These seasoned industry power players — Roberson represented Nicki Minaj for most of her career (the two split in June); Leber manages Miley and Noah Cryus and their dad and serves as music supervisor on HBO’s “Euphoria” — are quick to give their 19-year-old client full credit. “What we’ve learned working with Lil Nas is he’s the master of his own destiny,” Leber says. After all, he seemingly manifested this remix: “Twitter, please help me get Billy Ray Cyrus on this,” he wrote on Dec. 4 — the day after releasing the original independently. But it was the social video sharing app TikTok that helped it gain popularity and led to Nas’ deal with Columbia Records in March when the song blew up — and Billboard booted it off its Hot Country chart just as it was about to reach the summit.

“Billboard deemed it, you know, not country enough,” recalls Leber. “I knew it was going to explode when the country chart didn’t accept it and it went from No. 19 to taken off,” Roberson says. “To me that was a vital tipping point.” Adds Leber: “When that happened it became one of the biggest conversations in music at that time.”

And that was before Cyrus came into the picture. “I got a call from [Columbia Records chairman and CEO] Ron Perry inquiring about whether Billy Ray would jump on the song,” says Leber, w. “My initial thought was: Billy Ray makes no sense for this. But it makes all the sense in the world: Billy Ray was a rebel in Nashville and an outlaw of country music — he was almost ex-communicated for having such a big hit with ‘Achy Breaky Heart.’ So if you think about it, 30 years later Nas actually has a very similar story, right?”

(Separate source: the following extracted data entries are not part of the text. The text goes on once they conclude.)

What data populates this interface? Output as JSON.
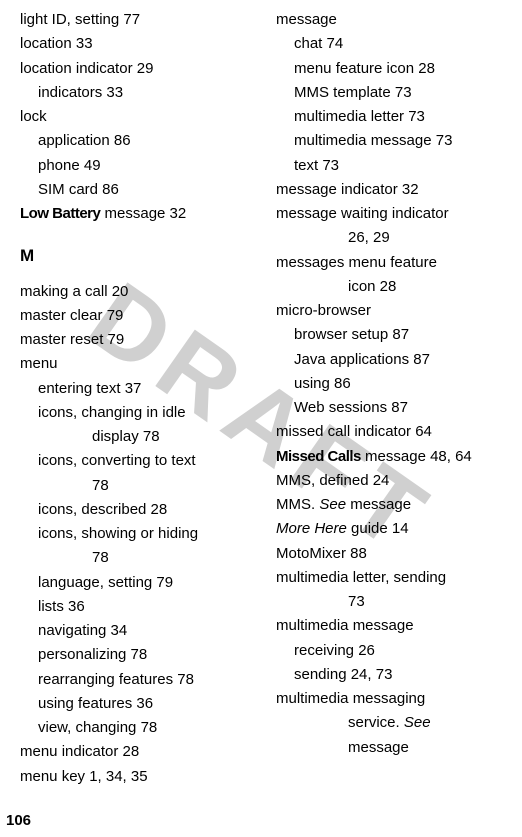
{
  "watermark": "DRAFT",
  "pageNumber": "106",
  "leftColumn": [
    {
      "text": "light ID, setting  77",
      "cls": "entry"
    },
    {
      "text": "location  33",
      "cls": "entry"
    },
    {
      "text": "location indicator  29",
      "cls": "entry"
    },
    {
      "text": "indicators  33",
      "cls": "entry sub1"
    },
    {
      "text": "lock",
      "cls": "entry"
    },
    {
      "text": "application  86",
      "cls": "entry sub1"
    },
    {
      "text": "phone  49",
      "cls": "entry sub1"
    },
    {
      "text": "SIM card  86",
      "cls": "entry sub1"
    },
    {
      "prefix": "Low Battery",
      "prefixClass": "bold-label",
      "text": " message  32",
      "cls": "entry"
    }
  ],
  "leftHeading": "M",
  "leftColumn2": [
    {
      "text": "making a call  20",
      "cls": "entry"
    },
    {
      "text": "master clear  79",
      "cls": "entry"
    },
    {
      "text": "master reset  79",
      "cls": "entry"
    },
    {
      "text": "menu",
      "cls": "entry"
    },
    {
      "text": "entering text  37",
      "cls": "entry sub1"
    },
    {
      "text": "icons, changing in idle",
      "cls": "entry sub1"
    },
    {
      "text": "display  78",
      "cls": "entry sub2"
    },
    {
      "text": "icons, converting to text",
      "cls": "entry sub1"
    },
    {
      "text": "78",
      "cls": "entry sub2"
    },
    {
      "text": "icons, described  28",
      "cls": "entry sub1"
    },
    {
      "text": "icons, showing or hiding",
      "cls": "entry sub1"
    },
    {
      "text": "78",
      "cls": "entry sub2"
    },
    {
      "text": "language, setting  79",
      "cls": "entry sub1"
    },
    {
      "text": "lists  36",
      "cls": "entry sub1"
    },
    {
      "text": "navigating  34",
      "cls": "entry sub1"
    },
    {
      "text": "personalizing  78",
      "cls": "entry sub1"
    },
    {
      "text": "rearranging features  78",
      "cls": "entry sub1"
    },
    {
      "text": "using features  36",
      "cls": "entry sub1"
    },
    {
      "text": "view, changing  78",
      "cls": "entry sub1"
    },
    {
      "text": "menu indicator  28",
      "cls": "entry"
    },
    {
      "text": "menu key  1, 34, 35",
      "cls": "entry"
    }
  ],
  "rightColumn": [
    {
      "text": "message",
      "cls": "entry"
    },
    {
      "text": "chat  74",
      "cls": "entry sub1"
    },
    {
      "text": "menu feature icon  28",
      "cls": "entry sub1"
    },
    {
      "text": "MMS template  73",
      "cls": "entry sub1"
    },
    {
      "text": "multimedia letter  73",
      "cls": "entry sub1"
    },
    {
      "text": "multimedia message  73",
      "cls": "entry sub1"
    },
    {
      "text": "text  73",
      "cls": "entry sub1"
    },
    {
      "text": "message indicator  32",
      "cls": "entry"
    },
    {
      "text": "message waiting indicator",
      "cls": "entry"
    },
    {
      "text": "26, 29",
      "cls": "entry sub2"
    },
    {
      "text": "messages menu feature",
      "cls": "entry"
    },
    {
      "text": "icon  28",
      "cls": "entry sub2"
    },
    {
      "text": "micro-browser",
      "cls": "entry"
    },
    {
      "text": "browser setup  87",
      "cls": "entry sub1"
    },
    {
      "text": "Java applications  87",
      "cls": "entry sub1"
    },
    {
      "text": "using  86",
      "cls": "entry sub1"
    },
    {
      "text": "Web sessions  87",
      "cls": "entry sub1"
    },
    {
      "text": "missed call indicator  64",
      "cls": "entry"
    },
    {
      "prefix": "Missed Calls",
      "prefixClass": "bold-label",
      "text": " message  48, 64",
      "cls": "entry"
    },
    {
      "text": "MMS, defined  24",
      "cls": "entry"
    },
    {
      "parts": [
        {
          "text": "MMS. "
        },
        {
          "text": "See",
          "cls": "italic"
        },
        {
          "text": " message"
        }
      ],
      "cls": "entry"
    },
    {
      "parts": [
        {
          "text": "More Here",
          "cls": "italic"
        },
        {
          "text": " guide  14"
        }
      ],
      "cls": "entry"
    },
    {
      "text": "MotoMixer  88",
      "cls": "entry"
    },
    {
      "text": "multimedia letter, sending",
      "cls": "entry"
    },
    {
      "text": "73",
      "cls": "entry sub2"
    },
    {
      "text": "multimedia message",
      "cls": "entry"
    },
    {
      "text": "receiving  26",
      "cls": "entry sub1"
    },
    {
      "text": "sending  24, 73",
      "cls": "entry sub1"
    },
    {
      "text": "multimedia messaging",
      "cls": "entry"
    },
    {
      "parts": [
        {
          "text": "service. "
        },
        {
          "text": "See",
          "cls": "italic"
        }
      ],
      "cls": "entry sub2"
    },
    {
      "text": "message",
      "cls": "entry sub2"
    }
  ]
}
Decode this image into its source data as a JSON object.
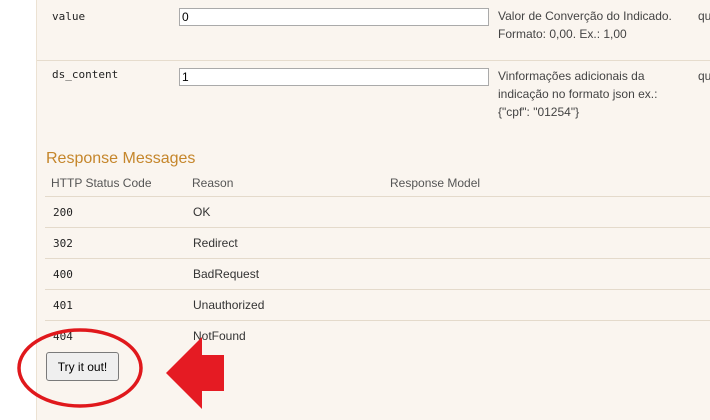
{
  "parameters": [
    {
      "name": "value",
      "input_value": "0",
      "description": "Valor de Converção do Indicado. Formato: 0,00. Ex.: 1,00",
      "description_lines": [
        "Valor de Converção do Indicado.",
        "Formato: 0,00. Ex.: 1,00"
      ],
      "type_fragment": "qu"
    },
    {
      "name": "ds_content",
      "input_value": "1",
      "description_lines": [
        "Vinformações adicionais da",
        "indicação no formato json ex.:",
        "{\"cpf\": \"01254\"}"
      ],
      "type_fragment": "qu"
    }
  ],
  "response_messages": {
    "title": "Response Messages",
    "headers": {
      "code": "HTTP Status Code",
      "reason": "Reason",
      "model": "Response Model"
    },
    "rows": [
      {
        "code": "200",
        "reason": "OK"
      },
      {
        "code": "302",
        "reason": "Redirect"
      },
      {
        "code": "400",
        "reason": "BadRequest"
      },
      {
        "code": "401",
        "reason": "Unauthorized"
      },
      {
        "code": "404",
        "reason": "NotFound"
      }
    ]
  },
  "try_button": {
    "label": "Try it out!"
  },
  "annotation": {
    "circle_color": "#e0181c",
    "arrow_color": "#e51b23",
    "arrow_direction": "left"
  },
  "colors": {
    "panel_background": "#faf5ef",
    "section_title": "#c5862b"
  }
}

At least the Cyrus clan thought so. Leber says his first call was actually to Billy Ray’s wife, Tish. “I knew she would get it, so I sent her the song and she called me back literally three minutes later and she was with Billy Ray,” Leber recalls. “It wasn’t even a conversation — they both got it. That whole process of the call from Ron to me to Tish to Billy Ray was done in the span of an hour. And they went in the recording studio later that day and banged it out. The truth is Billy Ray smashed his verse and I think that’s what sort of catapulted it.”

“I agree,” says Roberson. “It’s like the perfect ingredients to the stew. Just for Nas to have that presence of mind to go there — that’s what I think about. What 19-year-old kid would say, ‘Oh I want Billy Ray on the record?’ That says it all.”(Read more about the lyrics in Variety‘s recent interview with co-writer Jozzy.)

“It was so unexpected,” offers Leber. “You almost couldn’t wrap your head around it.” But aside from the novelty value, this pairing took on a symbolic power that helped their remix to transcend music genres, radio formats and racial divides, among other barriers. “When the world saw Billy Ray support this young African-American kid who was being treated unfairly, it resonated with people — and became a cultural phenomenon.”

As an added bonus for Cyrus, he now has cred in the hip-hop community: “The Billy Ray version was the sole focus of urban stations that started adding it on their own and going hard,” said Roberson. “It’s a level of respect that they have for Billy Ray. That’s what it boils down to.”